/ Cronaca

Che tempo fa

Cerca nel web

Cronaca | domenica 08 luglio 2018, 15:26

Pegli, i Giardini Peragallo tornano all’antico splendore

Luogo molto amato dai cittadini, custodisce la memoria dei Caduti di tutte le guerre. Il Comune, attraverso Aster, ha ripulito il monumento, risistemato le panchine, piantato nuova vegetazione nella grande aiuola centrale. Inaugurazione l'11 luglio

Pegli, i Giardini Peragallo tornano all’antico splendore

I Giardini Mario Peragallo sul lungomare di Pegli sono stati finalmente riqualificati. Aster, che ha eseguito i lavori per conto del Comune di Genova, lo ha comunicato ieri sul suo profilo Facebook (ebbene sì, anche l’azienda che si occupa di lavori pubblici ha sposato la comunicazione ‘social’), ma i pegliesi se ne sono potuti accorgere di persona facendo un giro in passeggiata o transitando sull’adiacente Aurelia.

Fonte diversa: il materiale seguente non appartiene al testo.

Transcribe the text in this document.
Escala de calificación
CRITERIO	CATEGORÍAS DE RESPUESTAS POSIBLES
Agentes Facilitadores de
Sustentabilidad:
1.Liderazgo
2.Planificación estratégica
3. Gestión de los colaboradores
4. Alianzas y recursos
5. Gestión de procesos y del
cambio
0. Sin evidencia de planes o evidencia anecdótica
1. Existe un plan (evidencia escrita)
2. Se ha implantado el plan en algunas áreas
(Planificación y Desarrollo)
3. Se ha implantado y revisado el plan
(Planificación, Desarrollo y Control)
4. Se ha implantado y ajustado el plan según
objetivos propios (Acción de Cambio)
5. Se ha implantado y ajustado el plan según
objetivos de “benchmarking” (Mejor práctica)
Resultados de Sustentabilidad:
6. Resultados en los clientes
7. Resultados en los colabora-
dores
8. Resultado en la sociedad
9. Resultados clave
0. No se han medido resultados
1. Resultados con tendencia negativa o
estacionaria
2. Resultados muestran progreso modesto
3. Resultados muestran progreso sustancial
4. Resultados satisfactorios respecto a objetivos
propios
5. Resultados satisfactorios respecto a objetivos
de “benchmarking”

Tra pochissimi giorni, via le transenne, via le grate, e così questo spazio urbano - molto amato e frequentato, non solo perché nel cuore della delegazione ma anche perché gode di molte zone ombreggiate grazie alle palme ad alto fusto che vi sono piantate - potrà tornare nuovamente accessibile ai cittadini. Gli operai di Aster hanno ripulito il monumento ai Caduti di tutte le guerre, rimesso in ordine i vialetti, risistemato le panchine verdi, cambiato quelle più malandate e piantato nuova vegetazione nella grande aiuola centrale.

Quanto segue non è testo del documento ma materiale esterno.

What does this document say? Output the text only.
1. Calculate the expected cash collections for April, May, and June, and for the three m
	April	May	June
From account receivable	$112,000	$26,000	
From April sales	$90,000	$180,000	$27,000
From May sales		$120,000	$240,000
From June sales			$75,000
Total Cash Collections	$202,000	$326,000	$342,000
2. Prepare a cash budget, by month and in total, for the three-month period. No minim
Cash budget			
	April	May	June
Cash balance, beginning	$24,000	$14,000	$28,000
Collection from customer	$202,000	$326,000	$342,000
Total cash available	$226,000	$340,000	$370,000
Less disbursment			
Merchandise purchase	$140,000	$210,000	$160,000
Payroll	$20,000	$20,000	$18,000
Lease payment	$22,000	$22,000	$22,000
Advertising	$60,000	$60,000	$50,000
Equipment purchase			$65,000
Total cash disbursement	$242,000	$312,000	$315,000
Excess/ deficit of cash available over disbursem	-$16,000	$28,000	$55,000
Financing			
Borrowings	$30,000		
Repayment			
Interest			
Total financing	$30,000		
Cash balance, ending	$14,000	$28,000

Il taglio del nastro ‘ufficiale’ è fissato per mercoledì prossimo alle ore 18. Per la delegazione ponentina sarà un momento molto importante, visto che il restyling dei Peragallo è atteso da molto tempo e rientra nel più ampio progetto di completamento della passeggiata a mare. Il Comune di Genova, attraverso l’assessorato ai Lavori Pubblici, vi ha investito parecchie risorse. L’intervento è iniziato lo scorso febbraio ed è andato avanti per circa quattro mesi. L’inaugurazione avviene nell’ambito della Festa del Mare, la rassegna ‘clou’ dell’estate pegliese, e quindi assume un valore ancora più simbolico.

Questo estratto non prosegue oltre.